Acórdão nº 3332/10.6TBBCL.G1 de Tribunal da Relação de Guimarães, 09 de Abril de 2013

Magistrado ResponsávelPAULO DUARTE BARRETO
Data da Resolução09 de Abril de 2013
EmissorTribunal da Relação de Guimarães

Acordam na Secção Cível (2.ª) do Tribunal da Relação de Guimarães: I – Relatório I…Companhia de Seguros, S.A., instaurou a presente acção declarativa sob a forma de processo sumário demandando o réu F…, residente no Lugar de…,Barcelos, pedindo que este seja condenado a pagar-lhe a quantia de € 22.678,60, acrescida de juros de mora legais contados desde a citação até efectivo e integral pagamento.

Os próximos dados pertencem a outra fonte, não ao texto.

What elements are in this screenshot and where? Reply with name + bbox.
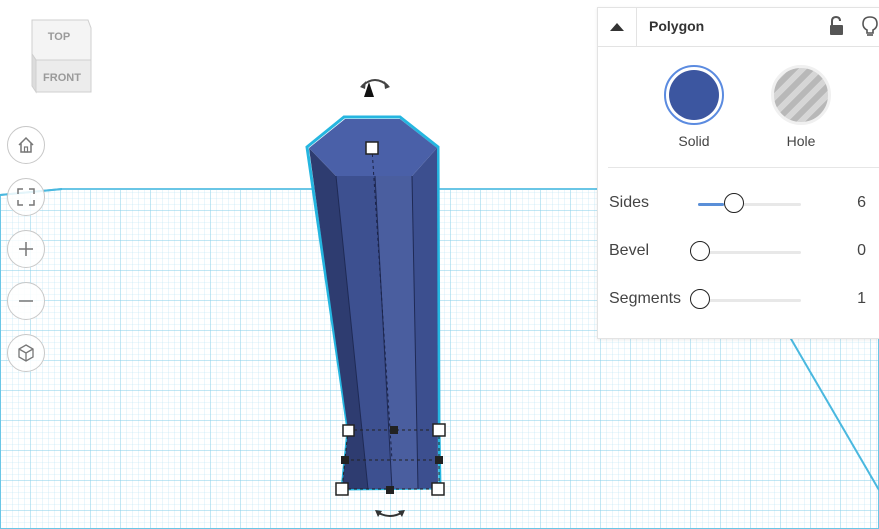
inspector-header: Polygon	[598, 8, 879, 47]
slider-knob[interactable]	[690, 289, 710, 309]
height-handle[interactable]	[365, 141, 379, 155]
edge-handle-left[interactable]	[341, 456, 349, 464]
segments-slider[interactable]	[690, 289, 801, 309]
sides-slider[interactable]	[698, 193, 801, 213]
unlock-icon[interactable]	[828, 15, 846, 37]
view-cube-front-label[interactable]: FRONT	[43, 72, 81, 84]
edge-handle-right[interactable]	[435, 456, 443, 464]
hole-swatch[interactable]	[771, 65, 831, 125]
zoom-out-button[interactable]	[7, 282, 45, 320]
bevel-value[interactable]: 0	[857, 242, 866, 260]
corner-handle-front-right[interactable]	[431, 482, 445, 496]
zoom-in-button[interactable]	[7, 230, 45, 268]
divider	[608, 167, 879, 168]
shape-inspector-panel: Polygon Solid Hole Sides 6 Bevel 0 Segme…	[597, 7, 879, 339]
chevron-up-icon	[610, 23, 624, 31]
param-label: Segments	[609, 290, 682, 307]
corner-handle-back-left[interactable]	[342, 424, 355, 437]
sides-value[interactable]: 6	[857, 194, 866, 212]
rotate-handle-top[interactable]	[360, 79, 390, 97]
solid-color-swatch[interactable]	[664, 65, 724, 125]
param-row-segments: Segments 1	[598, 286, 879, 316]
param-label: Sides	[609, 194, 650, 211]
home-view-button[interactable]	[7, 126, 45, 164]
view-cube[interactable]: TOP FRONT	[28, 18, 94, 96]
slider-fill	[698, 203, 724, 206]
slider-knob[interactable]	[690, 241, 710, 261]
param-label: Bevel	[609, 242, 650, 259]
segments-value[interactable]: 1	[857, 290, 866, 308]
minus-icon	[19, 300, 33, 302]
bevel-slider[interactable]	[690, 241, 801, 261]
fit-view-icon	[17, 188, 35, 206]
solid-label[interactable]: Solid	[654, 133, 734, 149]
edge-handle-back[interactable]	[390, 426, 398, 434]
param-row-bevel: Bevel 0	[598, 238, 879, 268]
corner-handle-front-left[interactable]	[335, 482, 349, 496]
view-cube-top-label[interactable]: TOP	[48, 31, 70, 43]
inspector-title: Polygon	[649, 18, 705, 34]
collapse-panel-button[interactable]	[598, 8, 637, 46]
hole-label[interactable]: Hole	[761, 133, 841, 149]
param-row-sides: Sides 6	[598, 190, 879, 220]
corner-handle-back-right[interactable]	[432, 423, 446, 437]
lightbulb-icon[interactable]	[861, 15, 879, 37]
cube-icon	[18, 344, 34, 362]
slider-knob[interactable]	[724, 193, 744, 213]
plus-icon	[19, 242, 33, 256]
solid-color-fill	[669, 70, 719, 120]
fit-all-button[interactable]	[7, 178, 45, 216]
ortho-view-button[interactable]	[7, 334, 45, 372]
edge-handle-front[interactable]	[386, 486, 394, 494]
home-icon	[18, 136, 34, 153]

Para tanto alegou a autora, em síntese, ter celebrado com o réu um contrato de seguro para cobertura da responsabilidade civil emergente da circulação rodoviária do veículo de matrícula PG-…, pertença daquele.

Acrescentou que o réu, quando tripulava tal veículo, foi interveniente num acidente de viação, imputando a este a responsabilidade pela produção desse sinistro e aduzindo ainda que o mesmo não era titular de habilitação legal para conduzir aquela espécie de veículos.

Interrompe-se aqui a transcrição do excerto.